I’ve only started my career a few years ago, but countless issues I’ve encountered could’ve been avoided should one person have explained a problem or the constraints of a solution properly to their colleagues. Clear communication is essential, not only in meetings or emails, but also when reporting bugs or issues. Report bugs on the proper platform (support ticket, GitHub issues…), and only have one channel for these: don’t use both Jira and Issues, for instance, as this will make bug tracking much harder. Include the logs, the error messages, the reproducability steps, etc. If you are solving an issue, be sure to explicitly convey what caused the issue, how much tile it will take to resolve it and why, and what can be done to avoid it next time. It seems so obvious as I write it, but it really has not been every time from my experience.


Conclusion

With all that said, whenever I design a solution in IT, I ask myself: “is it LORE-friendly?” As in, “do I tick all four of these boxes, in order and as best as possible?”

I try to answer this question with “Yes” as much as possible.

Again, I am by no means an expert engineer, nor a visionary genius. As I was writing it, a lot of it sounded more and more like common sense to me ; but I thought it was useful to write it nonetheless.

This post serves as personal guidelines to everything I create in IT: I use the least tools possible, in the most efficient and optimized way possible, I make it easy for myself and others to work on it after me and determine whether it’s a good solution or not, I make efforts in covering as many cases as possible while making it reliable and consistent, and most importantly, I know when and why it fails and I am able to understand and convey this information in a way that will make it easier for other people to do their job.

Maybe in 10 years I won’t be able to justify some of these points anymore. Maybe some will be incomplete or straight up obsolete. Some may be gross approximations of computer engineering and its related fields.

But, for now, I think they are right, and I will keep on doing what I think is right.

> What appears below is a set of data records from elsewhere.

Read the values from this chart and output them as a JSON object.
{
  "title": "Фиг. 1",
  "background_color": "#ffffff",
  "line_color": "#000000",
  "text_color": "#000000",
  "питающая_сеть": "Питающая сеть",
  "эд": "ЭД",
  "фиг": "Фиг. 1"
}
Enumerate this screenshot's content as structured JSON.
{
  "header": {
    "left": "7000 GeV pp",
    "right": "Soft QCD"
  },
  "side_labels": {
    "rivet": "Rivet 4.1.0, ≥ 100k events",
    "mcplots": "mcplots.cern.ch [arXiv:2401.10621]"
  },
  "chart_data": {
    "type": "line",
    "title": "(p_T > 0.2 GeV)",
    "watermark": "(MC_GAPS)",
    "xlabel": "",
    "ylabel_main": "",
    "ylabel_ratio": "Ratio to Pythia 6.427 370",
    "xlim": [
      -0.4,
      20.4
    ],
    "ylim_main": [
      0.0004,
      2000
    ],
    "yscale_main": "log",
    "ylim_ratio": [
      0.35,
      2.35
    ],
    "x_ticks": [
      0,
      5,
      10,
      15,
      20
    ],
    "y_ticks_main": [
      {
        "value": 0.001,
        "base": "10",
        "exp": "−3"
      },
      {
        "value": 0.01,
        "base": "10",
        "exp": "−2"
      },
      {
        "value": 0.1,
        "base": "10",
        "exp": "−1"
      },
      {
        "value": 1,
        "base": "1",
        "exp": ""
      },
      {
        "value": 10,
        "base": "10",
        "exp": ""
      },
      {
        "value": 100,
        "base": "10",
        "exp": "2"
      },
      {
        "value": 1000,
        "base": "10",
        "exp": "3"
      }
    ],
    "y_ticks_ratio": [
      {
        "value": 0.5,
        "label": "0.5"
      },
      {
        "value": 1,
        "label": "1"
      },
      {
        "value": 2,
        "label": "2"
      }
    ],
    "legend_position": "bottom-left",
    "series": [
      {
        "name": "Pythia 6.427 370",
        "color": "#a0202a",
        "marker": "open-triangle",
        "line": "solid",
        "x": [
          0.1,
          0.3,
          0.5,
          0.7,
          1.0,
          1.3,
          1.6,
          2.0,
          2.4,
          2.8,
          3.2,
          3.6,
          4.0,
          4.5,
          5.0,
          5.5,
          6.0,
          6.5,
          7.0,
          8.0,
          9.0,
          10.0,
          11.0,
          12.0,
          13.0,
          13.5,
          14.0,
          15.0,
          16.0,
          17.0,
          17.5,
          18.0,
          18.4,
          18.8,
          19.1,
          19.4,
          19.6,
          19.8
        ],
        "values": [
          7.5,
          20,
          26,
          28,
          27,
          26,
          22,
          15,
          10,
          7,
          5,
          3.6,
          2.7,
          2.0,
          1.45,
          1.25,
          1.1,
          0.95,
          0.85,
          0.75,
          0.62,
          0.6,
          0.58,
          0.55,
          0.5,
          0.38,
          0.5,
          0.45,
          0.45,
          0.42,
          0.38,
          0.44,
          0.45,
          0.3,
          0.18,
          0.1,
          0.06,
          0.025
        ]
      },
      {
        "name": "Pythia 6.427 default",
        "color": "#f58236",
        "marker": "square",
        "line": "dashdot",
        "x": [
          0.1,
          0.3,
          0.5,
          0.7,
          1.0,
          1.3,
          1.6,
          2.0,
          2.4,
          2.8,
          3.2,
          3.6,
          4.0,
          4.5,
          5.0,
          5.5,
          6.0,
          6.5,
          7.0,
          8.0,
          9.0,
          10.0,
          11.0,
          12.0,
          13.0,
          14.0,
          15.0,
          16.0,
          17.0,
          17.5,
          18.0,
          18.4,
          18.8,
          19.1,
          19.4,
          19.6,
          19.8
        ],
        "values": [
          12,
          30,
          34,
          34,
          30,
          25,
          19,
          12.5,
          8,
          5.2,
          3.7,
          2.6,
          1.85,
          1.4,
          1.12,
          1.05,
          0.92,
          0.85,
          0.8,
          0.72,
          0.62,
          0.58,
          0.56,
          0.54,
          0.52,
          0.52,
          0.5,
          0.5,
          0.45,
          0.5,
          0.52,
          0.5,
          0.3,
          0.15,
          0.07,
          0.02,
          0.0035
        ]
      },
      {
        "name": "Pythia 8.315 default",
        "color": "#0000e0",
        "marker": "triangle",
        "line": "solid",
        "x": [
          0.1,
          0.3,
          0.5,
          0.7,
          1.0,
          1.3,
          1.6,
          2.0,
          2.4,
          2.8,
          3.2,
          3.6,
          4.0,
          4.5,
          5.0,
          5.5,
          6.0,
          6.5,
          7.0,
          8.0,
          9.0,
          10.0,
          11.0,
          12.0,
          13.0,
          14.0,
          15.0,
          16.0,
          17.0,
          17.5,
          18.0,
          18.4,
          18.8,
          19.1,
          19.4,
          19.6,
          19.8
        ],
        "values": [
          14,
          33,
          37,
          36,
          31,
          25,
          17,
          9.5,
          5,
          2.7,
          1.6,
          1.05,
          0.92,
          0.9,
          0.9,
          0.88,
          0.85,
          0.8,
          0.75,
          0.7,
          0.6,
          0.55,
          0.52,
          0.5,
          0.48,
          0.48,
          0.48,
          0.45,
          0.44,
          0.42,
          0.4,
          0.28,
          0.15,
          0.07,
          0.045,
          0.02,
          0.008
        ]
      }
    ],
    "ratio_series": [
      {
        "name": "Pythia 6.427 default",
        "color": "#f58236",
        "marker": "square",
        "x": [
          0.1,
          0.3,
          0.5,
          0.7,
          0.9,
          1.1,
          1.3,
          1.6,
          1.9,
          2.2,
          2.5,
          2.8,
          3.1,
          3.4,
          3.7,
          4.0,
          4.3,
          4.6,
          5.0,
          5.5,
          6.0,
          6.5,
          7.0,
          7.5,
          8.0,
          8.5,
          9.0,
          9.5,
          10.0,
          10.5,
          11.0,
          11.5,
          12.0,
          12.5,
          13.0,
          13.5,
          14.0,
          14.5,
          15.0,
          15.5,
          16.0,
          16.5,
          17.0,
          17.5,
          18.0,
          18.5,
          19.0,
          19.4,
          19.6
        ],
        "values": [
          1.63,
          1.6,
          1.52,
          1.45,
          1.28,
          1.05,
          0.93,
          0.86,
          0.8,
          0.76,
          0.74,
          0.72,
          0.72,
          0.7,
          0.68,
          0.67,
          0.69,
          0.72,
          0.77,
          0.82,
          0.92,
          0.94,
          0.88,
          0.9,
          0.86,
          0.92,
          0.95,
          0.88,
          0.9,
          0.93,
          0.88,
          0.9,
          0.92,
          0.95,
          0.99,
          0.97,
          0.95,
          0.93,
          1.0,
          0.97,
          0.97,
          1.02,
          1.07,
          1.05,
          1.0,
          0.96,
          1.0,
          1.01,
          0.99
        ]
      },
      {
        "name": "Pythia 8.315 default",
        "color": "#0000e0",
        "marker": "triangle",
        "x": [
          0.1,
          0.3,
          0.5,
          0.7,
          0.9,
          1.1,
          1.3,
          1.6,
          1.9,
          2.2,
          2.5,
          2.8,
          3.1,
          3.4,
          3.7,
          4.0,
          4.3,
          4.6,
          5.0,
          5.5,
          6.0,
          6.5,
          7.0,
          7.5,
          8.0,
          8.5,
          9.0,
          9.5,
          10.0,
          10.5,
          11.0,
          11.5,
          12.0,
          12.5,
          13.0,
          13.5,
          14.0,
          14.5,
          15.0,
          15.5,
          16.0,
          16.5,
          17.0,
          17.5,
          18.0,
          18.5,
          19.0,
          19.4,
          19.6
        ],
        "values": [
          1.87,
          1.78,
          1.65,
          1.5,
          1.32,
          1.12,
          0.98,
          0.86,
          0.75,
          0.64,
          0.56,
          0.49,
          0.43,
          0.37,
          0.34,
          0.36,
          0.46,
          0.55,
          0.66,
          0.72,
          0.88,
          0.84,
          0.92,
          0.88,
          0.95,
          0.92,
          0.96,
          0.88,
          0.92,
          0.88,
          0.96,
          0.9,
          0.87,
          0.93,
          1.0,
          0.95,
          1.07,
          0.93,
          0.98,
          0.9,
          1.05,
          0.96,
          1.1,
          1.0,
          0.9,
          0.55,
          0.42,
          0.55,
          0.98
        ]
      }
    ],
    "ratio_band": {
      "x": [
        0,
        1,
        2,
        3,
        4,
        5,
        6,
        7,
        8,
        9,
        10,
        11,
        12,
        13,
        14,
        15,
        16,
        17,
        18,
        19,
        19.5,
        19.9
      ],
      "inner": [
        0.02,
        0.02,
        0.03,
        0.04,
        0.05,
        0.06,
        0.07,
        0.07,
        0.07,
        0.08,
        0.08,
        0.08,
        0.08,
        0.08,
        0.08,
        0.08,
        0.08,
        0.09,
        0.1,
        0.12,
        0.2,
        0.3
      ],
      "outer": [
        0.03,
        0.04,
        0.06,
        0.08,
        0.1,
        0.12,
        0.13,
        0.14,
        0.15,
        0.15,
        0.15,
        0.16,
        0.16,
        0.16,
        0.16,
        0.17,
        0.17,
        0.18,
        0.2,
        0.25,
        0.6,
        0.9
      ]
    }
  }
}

And when they’ll be wrong (and it will obviously happen one day), I’ll gladly adjust!

I shared these guidelines as I thought they could also help people thinking about the way they do their job. Feel free to discuss them with me and/or sharing them to anyone. And ultimately, don’t entirely take my word for it, and use your own experience and critical thinking as to whether these principles can apply to you or your organisation.

I love imagining, designing and developing creative yet simple solutions to the problems I encounter. Hopefully the LORE gives me guidelines to help me do so for the years to come!